Currents in the forest products industry
A reshuffling of assets and business plans in the wood, pulp and paper industry shows a number of companies trying to adjust the hands they've been dealt in order to find categories and lines of business they can excel in. The tide in this industry is from vertically integrated operations to layered horizontal organizations
The big announcement came from Boise Cascade. The forest products giant will sell all its land holdings (over 2 million acres) and papers assets to a private equity firm, Madison Dearborn, for about $3.2 billion in cash. Boise Cascade will take on the name OfficeMax, the office products superstore it took over last year. In this way, the company will transition from a manufacturing and resource-owning company to retailer and distribution company. .Most analysts are skeptical. OfficeMax trails office products superstores Staple's and Office Depot already, and those companies have been encroached on severely by Wal-Mart and other retailers.
In another story, International Paper Company recently sold its British Columbia (Canada) Weldwood operations to Canadian West Fraser Company for almost $1 billion. The move makes West Fraser the #3 producer of timber in North America, after US Weyerhauser and Canada's Canfor. Those two companies have also made recent acquisitions in British Columbia as well.
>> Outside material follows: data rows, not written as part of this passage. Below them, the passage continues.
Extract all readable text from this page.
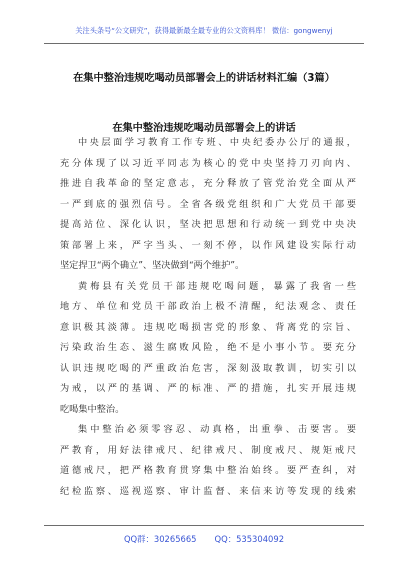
关注头条号“公文研究”，获得最新最全最专业的公文资料库！ 微信：gongwenyj
在集中整治违规吃喝动员部署会上的讲话材料汇编（3篇）
在集中整治违规吃喝动员部署会上的讲话
中央层面学习教育工作专班、中央纪委办公厅的通报，
充分体现了以习近平同志为核心的党中央坚持刀刃向内、
推进自我革命的坚定意志，充分释放了管党治党全面从严
一严到底的强烈信号。全省各级党组织和广大党员干部要
提高站位、深化认识，坚决把思想和行动统一到党中央决
策部署上来，严字当头、一刻不停，以作风建设实际行动
坚定捍卫“两个确立”、坚决做到“两个维护”。
黄梅县有关党员干部违规吃喝问题，暴露了我省一些
地方、单位和党员干部政治上极不清醒，纪法观念、责任
意识极其淡薄。违规吃喝损害党的形象、背离党的宗旨、
污染政治生态、滋生腐败风险，绝不是小事小节。要充分
认识违规吃喝的严重政治危害，深刻汲取教训，切实引以
为戒，以严的基调、严的标准、严的措施，扎实开展违规
吃喝集中整治。
集中整治必须零容忍、动真格，出重拳、击要害。要
严教育，用好法律戒尺、纪律戒尺、制度戒尺、规矩戒尺
道德戒尺，把严格教育贯穿集中整治始终。要严查纠，对
纪检监察、巡视巡察、审计监督、来信来访等发现的线索
QQ群：30265665 QQ：535304092
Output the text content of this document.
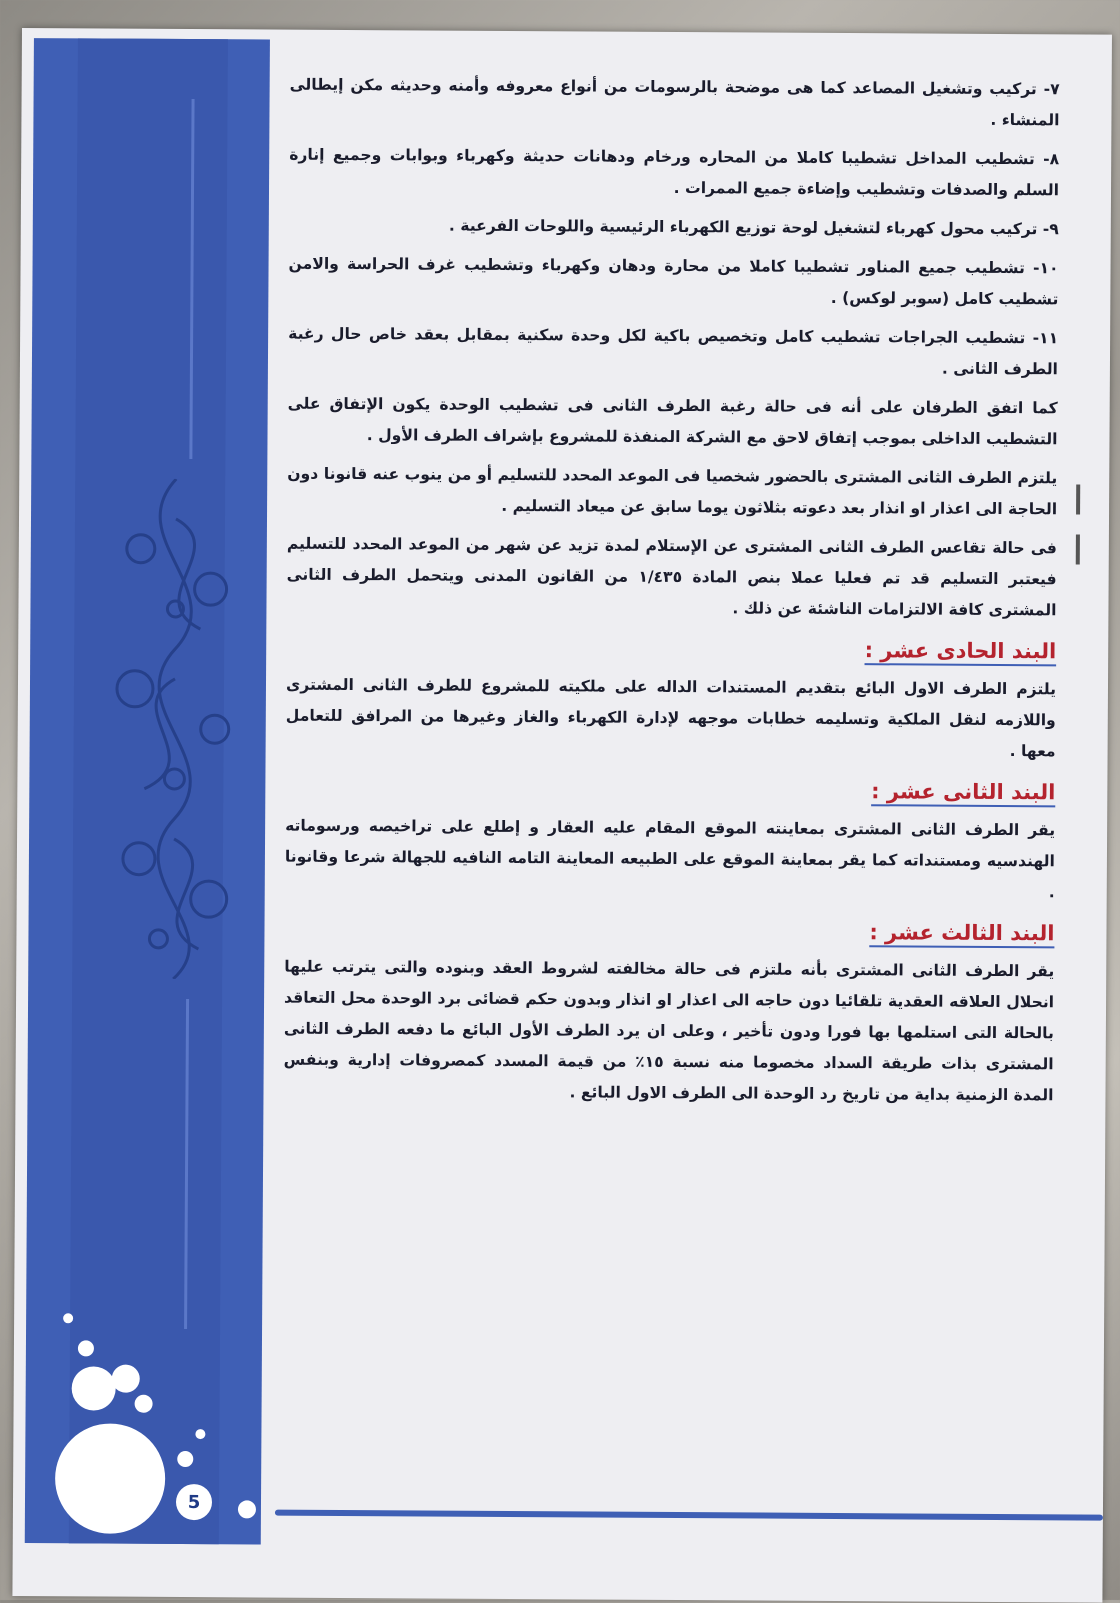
5

٧- تركيب وتشغيل المصاعد كما هى موضحة بالرسومات من أنواع معروفه وأمنه وحديثه مكن إيطالى المنشاء .

٨- تشطيب المداخل تشطيبا كاملا من المحاره ورخام ودهانات حديثة وكهرباء وبوابات وجميع إنارة السلم والصدفات وتشطيب وإضاءة جميع الممرات .

٩- تركيب محول كهرباء لتشغيل لوحة توزيع الكهرباء الرئيسية واللوحات الفرعية .

١٠- تشطيب جميع المناور تشطيبا كاملا من محارة ودهان وكهرباء وتشطيب غرف الحراسة والامن تشطيب كامل (سوبر لوكس) .

١١- تشطيب الجراجات تشطيب كامل وتخصيص باكية لكل وحدة سكنية بمقابل بعقد خاص حال رغبة الطرف الثانى .

كما اتفق الطرفان على أنه فى حالة رغبة الطرف الثانى فى تشطيب الوحدة يكون الإتفاق على التشطيب الداخلى بموجب إتفاق لاحق مع الشركة المنفذة للمشروع بإشراف الطرف الأول .

يلتزم الطرف الثانى المشترى بالحضور شخصيا فى الموعد المحدد للتسليم أو من ينوب عنه قانونا دون الحاجة الى اعذار او انذار بعد دعوته بثلاثون يوما سابق عن ميعاد التسليم .

فى حالة تقاعس الطرف الثانى المشترى عن الإستلام لمدة تزيد عن شهر من الموعد المحدد للتسليم فيعتبر التسليم قد تم فعليا عملا بنص المادة ١/٤٣٥ من القانون المدنى ويتحمل الطرف الثانى المشترى كافة الالتزامات الناشئة عن ذلك .

البند الحادى عشر :

يلتزم الطرف الاول البائع بتقديم المستندات الداله على ملكيته للمشروع للطرف الثانى المشترى واللازمه لنقل الملكية وتسليمه خطابات موجهه لإدارة الكهرباء والغاز وغيرها من المرافق للتعامل معها .

البند الثانى عشر :

يقر الطرف الثانى المشترى بمعاينته الموقع المقام عليه العقار و إطلع على تراخيصه ورسوماته الهندسيه ومستنداته كما يقر بمعاينة الموقع على الطبيعه المعاينة التامه النافيه للجهالة شرعا وقانونا .

البند الثالث عشر :

يقر الطرف الثانى المشترى بأنه ملتزم فى حالة مخالفته لشروط العقد وبنوده والتى يترتب عليها انحلال العلاقه العقدية تلقائيا دون حاجه الى اعذار او انذار وبدون حكم قضائى برد الوحدة محل التعاقد بالحالة التى استلمها بها فورا ودون تأخير ، وعلى ان يرد الطرف الأول البائع ما دفعه الطرف الثانى المشترى بذات طريقة السداد مخصوما منه نسبة ١٥٪ من قيمة المسدد كمصروفات إدارية وبنفس المدة الزمنية بداية من تاريخ رد الوحدة الى الطرف الاول البائع .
International Paper, long in the doldrums, will concentrate on other areas. Most important is its recent acquisition of Box One, a company that makes corrugated boxes. That's an area where International Paper is already the leader.
These moves are following the same course as one-time industry player Georgia-Pacific, which has sold off its land and mills to concentrate on selling paper products, including paper towels and toilet paper. Likewise, Louisiana-Pacific sold off its last land holdings to concentrate on making value-added wood-based construction materials.
The reason for the sales is the relatively low return on logging and milling operations compared to the retail industry.
These companies are finding that it is a better deal to become middlemen than to deal in the (underpriced) raw materials. That's a big change in a very tradition-bound, high-capital industry.